The appellant submitted that when subsequently the imported consignment was opened and other contraband goods were found inside, the present appellant was in no way connected to them. It was argued that the Adjudicating Authority has given a finding that the appellant has made the customs duty payment which was not required to be made by him at all.
After the self-assessed Bill of Entry was presented along with payment of relevant customs duty, the investigating officials opened the consignment and found that it contained cigarettes valued at Rs. 2,88,00,000/-. He submitted that the present appellant cannot plead that he has absolutely no role in this entire process. He justifies the confirmed penalty on the appellant.
It was contended that the penalty under Section 117 can be imposed only when there has been any contravention of the provisions of the Customs Act. Since no specific contravention has been brought out against the appellant, the penalty imposed under section 117 is required to be set aside.
It was evident that the appellant was not in any way concerned with the import of the consignment. The investigation also did not bring in any evidence to the effect that the present appellant has colluded in the transaction. However, it is a case of gross negligence on the part of the appellant.
Self-assessed Bill of Entry can be put up before the customs officials only after the Customs Duty is paid, which in this case has been done by the appellant, and was not required to be paid by him. Had he not made the payment, the self-assessed Bill of Entry would not have been presented to the customs officials for final clearance of the imported consignment.
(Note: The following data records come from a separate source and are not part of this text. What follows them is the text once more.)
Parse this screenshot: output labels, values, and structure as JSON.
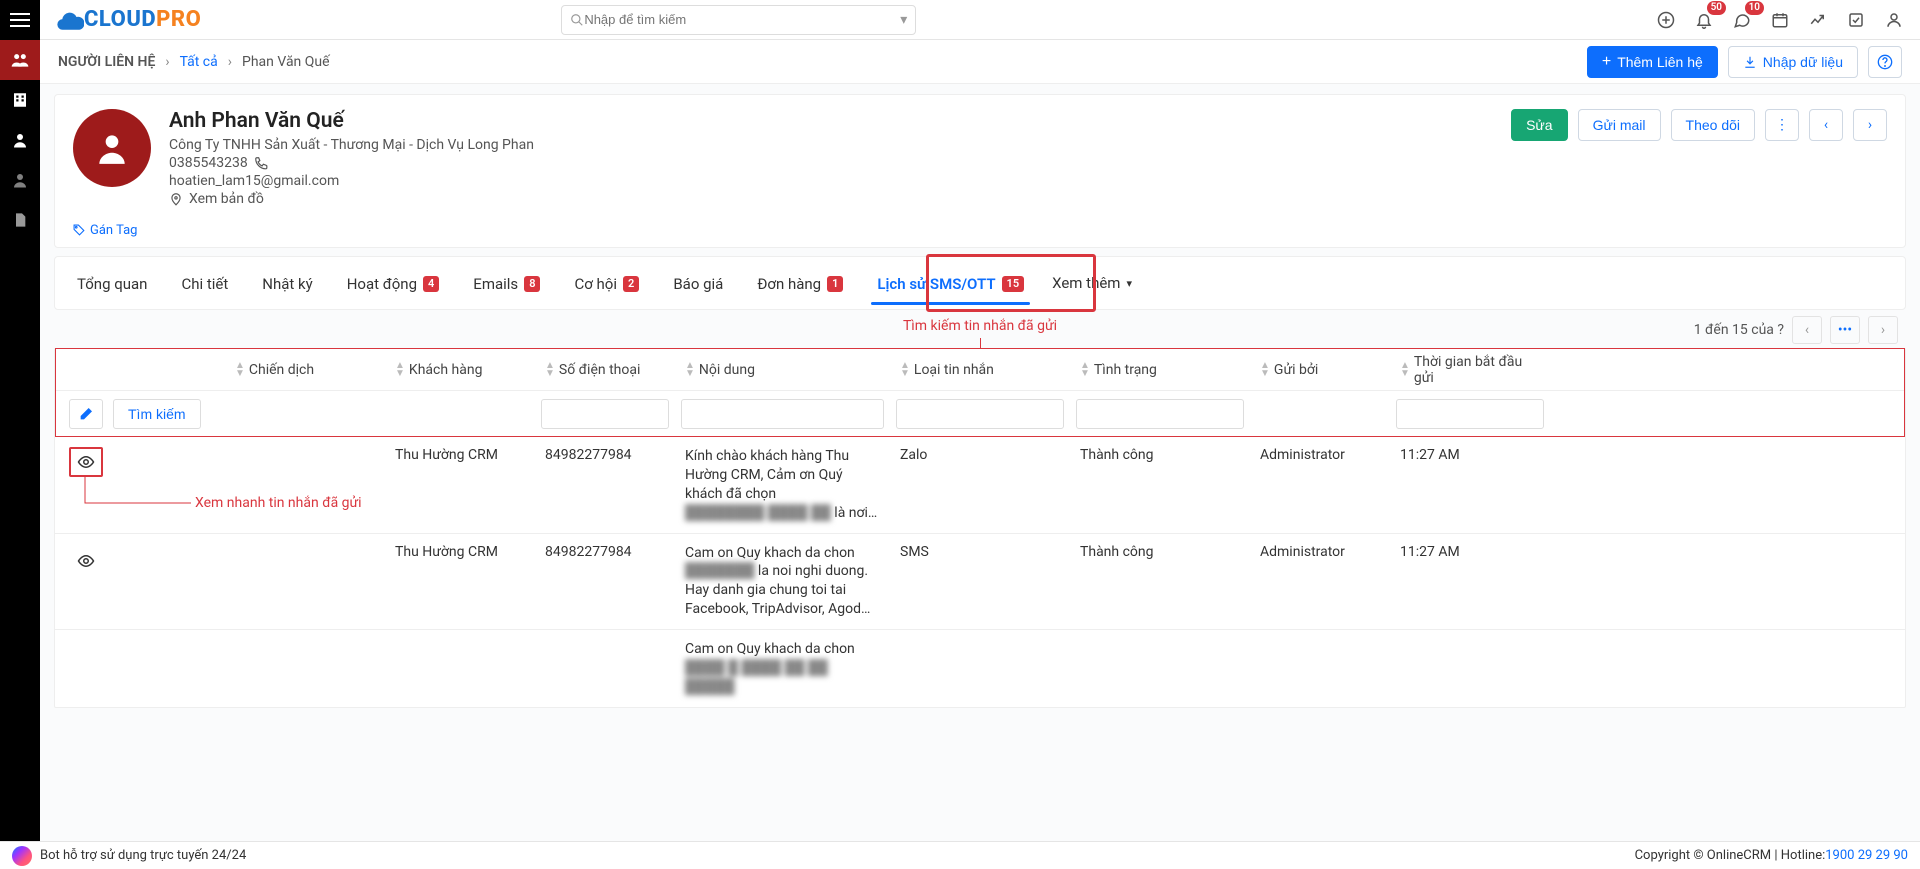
{
  "top": {
    "search_placeholder": "Nhập để tìm kiếm",
    "bell_badge": "50",
    "chat_badge": "10"
  },
  "breadcrumb": {
    "root": "NGƯỜI LIÊN HỆ",
    "all": "Tất cả",
    "current": "Phan Văn Quế"
  },
  "actions": {
    "add": "Thêm Liên hệ",
    "import": "Nhập dữ liệu"
  },
  "contact": {
    "name": "Anh Phan Văn Quế",
    "company": "Công Ty TNHH Sản Xuất - Thương Mại - Dịch Vụ Long Phan",
    "phone": "0385543238",
    "email": "hoatien_lam15@gmail.com",
    "map": "Xem bản đồ",
    "tag": "Gán Tag",
    "edit": "Sửa",
    "sendmail": "Gửi mail",
    "follow": "Theo dõi"
  },
  "tabs": {
    "overview": "Tổng quan",
    "detail": "Chi tiết",
    "diary": "Nhật ký",
    "activity": "Hoạt động",
    "activity_badge": "4",
    "emails": "Emails",
    "emails_badge": "8",
    "opp": "Cơ hội",
    "opp_badge": "2",
    "quote": "Báo giá",
    "order": "Đơn hàng",
    "order_badge": "1",
    "sms": "Lịch sử SMS/OTT",
    "sms_badge": "15",
    "more": "Xem thêm"
  },
  "annot": {
    "search_hint": "Tìm kiếm tin nhắn đã gửi",
    "row_hint": "Xem nhanh tin nhắn đã gửi"
  },
  "pager": {
    "text": "1 đến 15 của  ?"
  },
  "table": {
    "headers": {
      "campaign": "Chiến dịch",
      "customer": "Khách hàng",
      "phone": "Số điện thoại",
      "content": "Nội dung",
      "type": "Loại tin nhắn",
      "status": "Tình trạng",
      "sender": "Gửi bởi",
      "time": "Thời gian bắt đầu gửi"
    },
    "filter": {
      "search": "Tìm kiếm"
    },
    "rows": [
      {
        "customer": "Thu Hường CRM",
        "phone": "84982277984",
        "content_pre": "Kính chào khách hàng Thu Hường CRM,\nCảm ơn Quý khách đã chọn",
        "content_blur": "████████ ████ ██",
        "content_post": " là nơi…",
        "type": "Zalo",
        "status": "Thành công",
        "sender": "Administrator",
        "time": "11:27 AM"
      },
      {
        "customer": "Thu Hường CRM",
        "phone": "84982277984",
        "content_pre": "Cam on Quy khach da chon",
        "content_blur": "███████",
        "content_post": " la noi nghi duong. Hay danh gia chung toi tai Facebook, TripAdvisor, Agod…",
        "type": "SMS",
        "status": "Thành công",
        "sender": "Administrator",
        "time": "11:27 AM"
      },
      {
        "customer": "",
        "phone": "",
        "content_pre": "Cam on Quy khach da chon",
        "content_blur": "",
        "content_post": "",
        "type": "",
        "status": "",
        "sender": "",
        "time": ""
      }
    ]
  },
  "footer": {
    "bot": "Bot hỗ trợ sử dụng trực tuyến 24/24",
    "copyright": "Copyright © OnlineCRM",
    "hotlabel": "Hotline: ",
    "hotline": "1900 29 29 90"
  }
}
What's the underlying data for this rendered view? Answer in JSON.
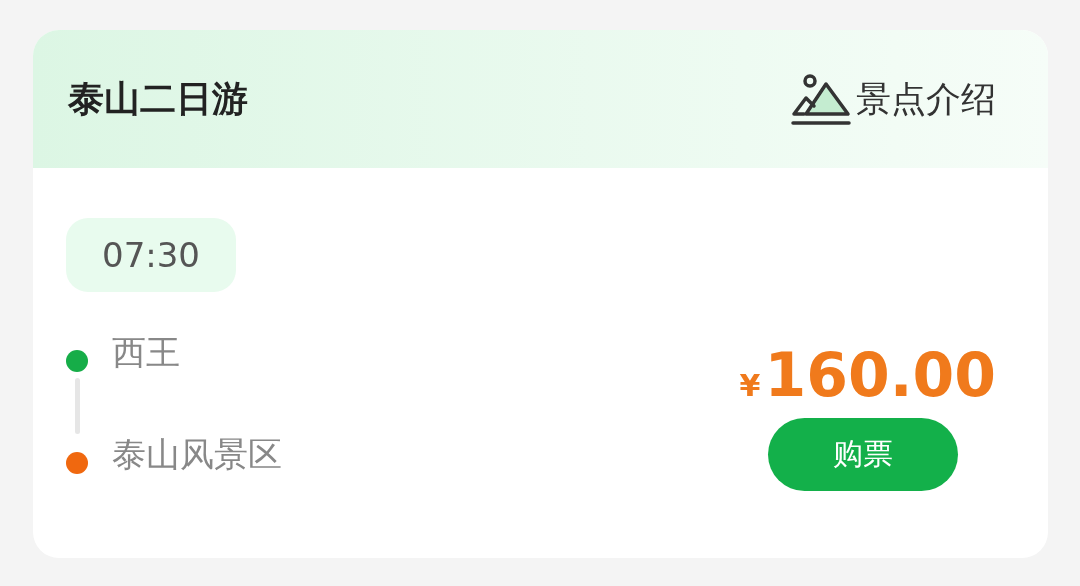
{
  "header": {
    "title": "泰山二日游",
    "link": "景点介绍"
  },
  "departure_time": "07:30",
  "stops": [
    {
      "name": "西王",
      "color": "#16ad48"
    },
    {
      "name": "泰山风景区",
      "color": "#f0680f"
    }
  ],
  "price": {
    "currency": "¥",
    "amount": "160.00"
  },
  "buy_button": "购票"
}
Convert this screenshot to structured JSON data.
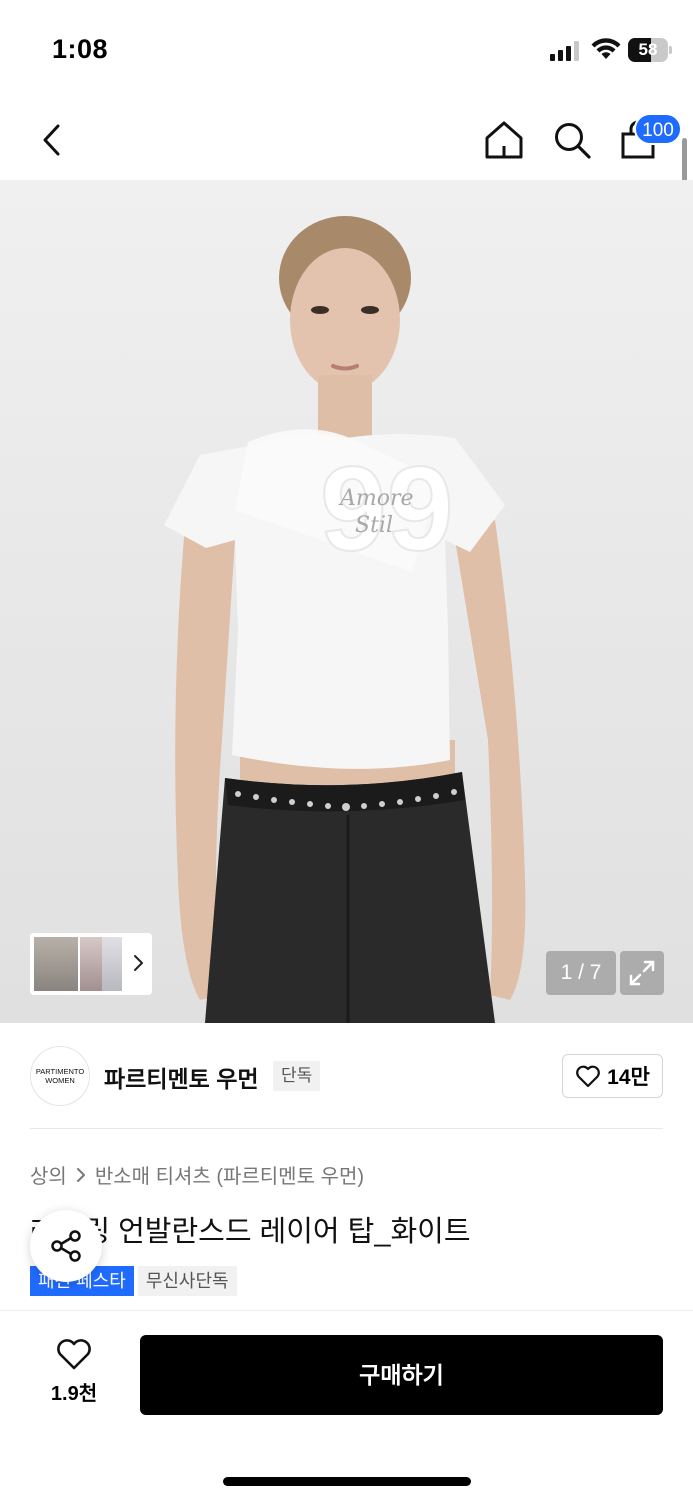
{
  "status_bar": {
    "time": "1:08",
    "battery_level": "58",
    "battery_fraction": 0.58
  },
  "nav": {
    "cart_count": "100",
    "icons": [
      "back-chevron-icon",
      "home-icon",
      "search-icon",
      "shopping-bag-icon"
    ]
  },
  "gallery": {
    "page_indicator": "1 / 7",
    "current_page": 1,
    "total_pages": 7
  },
  "brand": {
    "logo_line1": "PARTIMENTO",
    "logo_line2": "WOMEN",
    "name": "파르티멘토 우먼",
    "badge": "단독",
    "like_count": "14만"
  },
  "breadcrumb": {
    "category": "상의",
    "subcategory": "반소매 티셔츠 (파르티멘토 우먼)"
  },
  "product": {
    "title": "레터링 언발란스드 레이어 탑_화이트",
    "tags": [
      "패션 페스타",
      "무신사단독"
    ]
  },
  "bottom_bar": {
    "like_count": "1.9천",
    "buy_label": "구매하기"
  },
  "colors": {
    "accent_blue": "#1f6bff",
    "buy_button": "#000000"
  }
}
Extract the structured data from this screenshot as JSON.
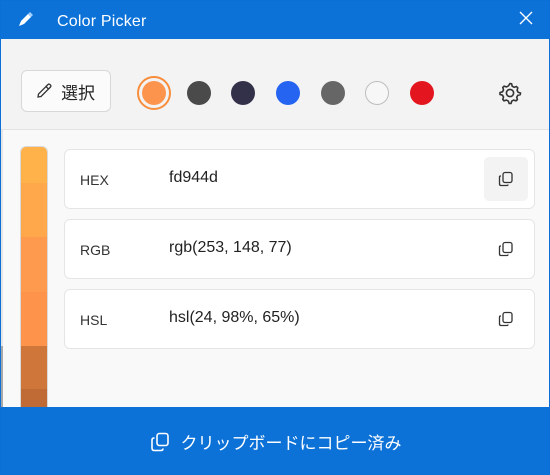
{
  "window": {
    "title": "Color Picker"
  },
  "toolbar": {
    "select_label": "選択",
    "swatches": [
      {
        "color": "#fd944d",
        "selected": true
      },
      {
        "color": "#4a4a4a"
      },
      {
        "color": "#33304a"
      },
      {
        "color": "#2563f1"
      },
      {
        "color": "#666666"
      },
      {
        "color": "#f7f7f7"
      },
      {
        "color": "#e3151f"
      }
    ]
  },
  "formats": [
    {
      "name": "HEX",
      "value": "fd944d"
    },
    {
      "name": "RGB",
      "value": "rgb(253, 148, 77)"
    },
    {
      "name": "HSL",
      "value": "hsl(24, 98%, 65%)"
    }
  ],
  "shades": [
    "#ffb14a",
    "#ffa74b",
    "#fe9a4d",
    "#fe944c",
    "#cf773b",
    "#c06a35"
  ],
  "status": {
    "message": "クリップボードにコピー済み"
  },
  "colors": {
    "accent": "#0c72d8",
    "selected_ring": "#f88d3c"
  }
}
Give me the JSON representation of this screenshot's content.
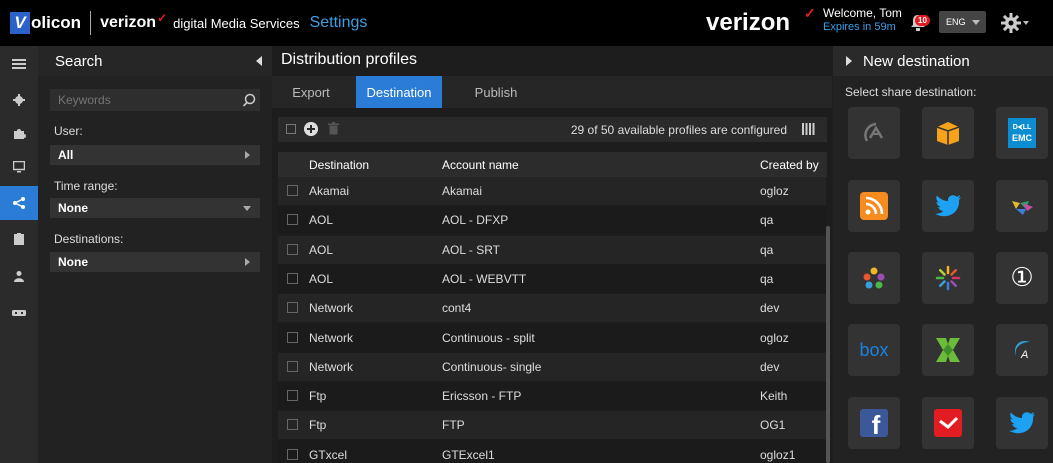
{
  "header": {
    "logo_letter": "V",
    "logo_rest": "olicon",
    "brand_small": "verizon",
    "brand_small_check": "✓",
    "brand_suffix": "digital Media Services",
    "app_title": "Settings",
    "brand_big": "verizon",
    "brand_big_check": "✓",
    "welcome": "Welcome, Tom",
    "expires": "Expires in 59m",
    "notifications_count": "10",
    "language": "ENG"
  },
  "rail": {
    "icons": [
      "menu-icon",
      "gear-icon",
      "puzzle-icon",
      "monitor-icon",
      "share-icon",
      "clipboard-icon",
      "user-icon",
      "ticket-icon"
    ],
    "active_index": 4
  },
  "search": {
    "title": "Search",
    "keywords_placeholder": "Keywords",
    "user_label": "User:",
    "user_value": "All",
    "time_label": "Time range:",
    "time_value": "None",
    "destinations_label": "Destinations:",
    "destinations_value": "None"
  },
  "main": {
    "title": "Distribution profiles",
    "tabs": [
      {
        "label": "Export",
        "active": false
      },
      {
        "label": "Destination",
        "active": true
      },
      {
        "label": "Publish",
        "active": false
      }
    ],
    "count_text": "29 of 50 available profiles are configured",
    "columns": [
      "Destination",
      "Account name",
      "Created by"
    ],
    "rows": [
      {
        "destination": "Akamai",
        "account": "Akamai",
        "created_by": "ogloz"
      },
      {
        "destination": "AOL",
        "account": "AOL - DFXP",
        "created_by": "qa"
      },
      {
        "destination": "AOL",
        "account": "AOL - SRT",
        "created_by": "qa"
      },
      {
        "destination": "AOL",
        "account": "AOL - WEBVTT",
        "created_by": "qa"
      },
      {
        "destination": "Network",
        "account": "cont4",
        "created_by": "dev"
      },
      {
        "destination": "Network",
        "account": "Continuous - split",
        "created_by": "ogloz"
      },
      {
        "destination": "Network",
        "account": "Continuous- single",
        "created_by": "dev"
      },
      {
        "destination": "Ftp",
        "account": "Ericsson - FTP",
        "created_by": "Keith"
      },
      {
        "destination": "Ftp",
        "account": "FTP",
        "created_by": "OG1"
      },
      {
        "destination": "GTxcel",
        "account": "GTExcel1",
        "created_by": "ogloz1"
      }
    ]
  },
  "destination_panel": {
    "title": "New destination",
    "subtitle": "Select share destination:",
    "tiles": [
      {
        "name": "akamai-logo-icon"
      },
      {
        "name": "amazon-box-icon"
      },
      {
        "name": "dell-emc-logo-icon",
        "text": "DELL EMC"
      },
      {
        "name": "rss-icon"
      },
      {
        "name": "twitter-icon"
      },
      {
        "name": "pinwheel-logo-icon"
      },
      {
        "name": "dots-logo-icon"
      },
      {
        "name": "starburst-logo-icon"
      },
      {
        "name": "circled-one-icon",
        "text": "①"
      },
      {
        "name": "box-logo-icon",
        "text": "box"
      },
      {
        "name": "green-x-logo-icon"
      },
      {
        "name": "wave-a-logo-icon"
      },
      {
        "name": "facebook-icon",
        "text": "f"
      },
      {
        "name": "red-check-icon"
      },
      {
        "name": "twitter-icon-2"
      }
    ]
  }
}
“Contravention does not mean that it has to be directly done by the concerned person. Even when he takes up an act which results in a contravention by the importer, still he would be liable for penalty under section 117 of the act,”, the CESTAT observed
A single member bench comprising Mr R. Muralidhar, Member(Judicial) held that “this is more like gross negligence rather than on account of any collusion in the contravention, I reduce the penalty of Rs 1,00,000/- to Rs 20,000/-. The appeal disposed of accordingly.”